As for the 'ping' and 'blam', that cliche is as old as star trek itself.

air resistance in the gun barrel should be negligible compared to frictional resistance against the lands of the rifling.

there's atmosphere in a gun barrel when it's fired (and not in space), but it's not as if that atmosphere is stationary; blow-by of combustion gasses exit the muzzle measurably before the bullet does, so any cold atmosphere would have been pushed out of the way by gasses that would have been lost to the job of accelerating the bullet anyway.

By Nomen Nescio (not verified) on 12 Sep 2008 #permalink

As a 12 year Army vet with experience shooting extreme range rifles (1600-2200m) and a total physics geek...this is the best blog entry I've read in a while!

Very cool, I'm glad to see we came to the same conclusions. I didn't see the NS comic or your post when it first came out, I just had it sent to me.

One of your commenters mentioned the air in the barrel as a possible limiting factor in velocity that would be removed in a vacuum. This may be true, but you'll quickly run into another problem - the bullet can't reach a velocity higher than the average thermal speed of the propellant gas molecules no matter how much powder you have. This is going to be pretty fast, but not nearly infinite.

"the bullet can't reach a velocity higher than the average thermal speed of the propellant gas molecules no matter how much powder you have"

In the trade, this is what we call "assigning yourself a homework problem", it happened to me when I opened my mouth in class.

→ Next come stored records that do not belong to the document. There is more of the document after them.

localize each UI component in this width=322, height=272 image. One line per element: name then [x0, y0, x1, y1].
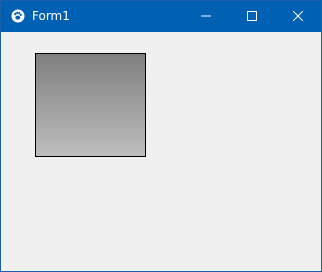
title-bar[interactable]: Form1 [1, 1, 321, 32]
form-window: Form1 [0, 0, 322, 272]
close-button[interactable] [275, 1, 321, 32]
minimize-icon [201, 15, 211, 17]
paw-icon[interactable] [11, 9, 25, 23]
maximize-button[interactable] [229, 1, 275, 32]
window-title: Form1 [32, 9, 70, 23]
form-client-area [1, 32, 321, 271]
close-icon [293, 11, 303, 21]
minimize-button[interactable] [183, 1, 229, 32]
maximize-icon [247, 11, 257, 21]
gradient-panel [35, 53, 146, 157]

Typical explosive gasses are CO2, N2, H2O, maybe some H2S or SO2. Typical energies per atom? I can only guess. Typical chemical energies per molecule is something like 1 eV; maybe a molecule of explosive would make two or three molecules of gas.

So. Just what is that "average thermal velocity"? A good practice PhD qualifier question.

By Carl Brannen (not verified) on 13 Sep 2008 #permalink

The expansion velocity of propellants is why we have something called "light gas guns". You get a higher speed per molecule when the molecules are lighter. An orbital gun design I've seen somewhere involves firing extremely hot hydrogen into a long barrel from "sidings" (for lack of a better term) along the length of the barrel, each additional injection timed to provide additional impetus to the projectile running down the barrel.

One question not asked. would you be able to fire the weapon a second time or would rounds 2/3/4 etc cook off on their own. Any weapon I've ever worked with was air cooled, and counted heavily on that cooling to keep working. However in the near vacuum of space this isn't a reliable method to use. Additionally would it work differently in the shadows, from how it does in full sunlight?

Are you completely sure about "explosives contain their own oxidizers"?

Let's take termite (I know, not an explosive) as example. Termite gets it's oxygen from the iron-oxide reduction. But only the burning aluminum creates enough heat to reverse the iron oxidation. Without a certain amount of oxygen the initial reaction of aluminum and oxygen can not start.

So although the termite reaction is able to run without oxygen it is not able to start without it unless you use an extremely hot heat source to start it.